The rise of script-based malware
McAfee researchers also profile the notable increase in script-based malware over the last two years. This Microsoft scripting language is used to automate administration tasks such as running background commands, checking services installed on the system, terminating processes, and managing configurations of systems and servers. Malicious PowerShell scripts usually arrive on a user’s machine through spam emails, gaining a foothold through social engineering rather than software vulnerabilities, and then leveraging the scripts capabilities to compromise the system.

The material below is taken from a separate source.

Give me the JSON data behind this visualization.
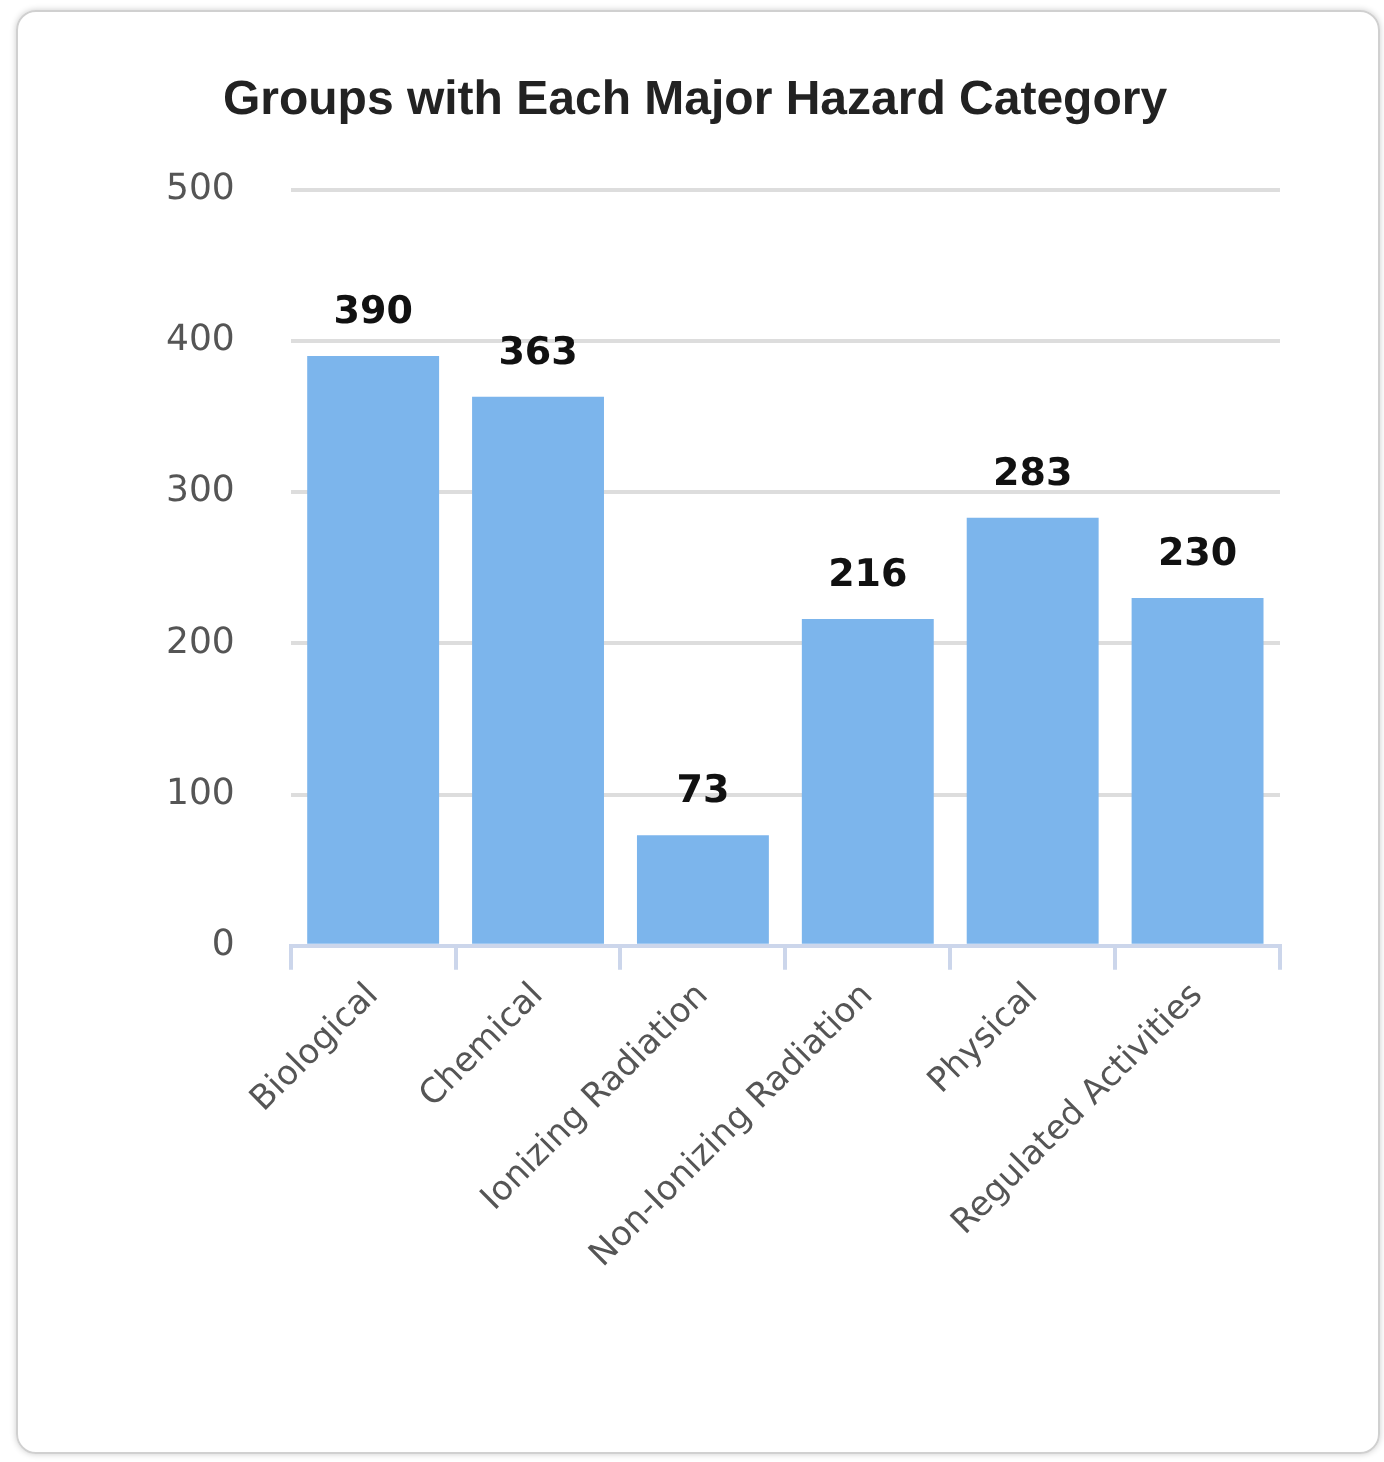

Threat hunting best practices
The September report also suggests techniques to help threat hunters spot the presence of adversaries in their environment. Starting with the principles of what McAfee’s Foundstone group calls the ‘three big knows’ – “know the enemy, know your network, know your tools” – the report offers best practices for hunting for command and control, persistence, privilege escalation, lateral movement, and exfiltration.
“One underlying assumption is that, at every moment, there is at least one compromised system on the network, an attack that has managed to evade the organisation’s preventive security measures,” said Ismael Valenzuela, Principal Engineer, Threat Hunting and Security Analytics at McAfee. “Threat hunters must quickly find artefacts or evidence that could indicate the presence of an adversary in the network, helping to contain and eliminate an attack before it raises an alarm or results in a data breach.”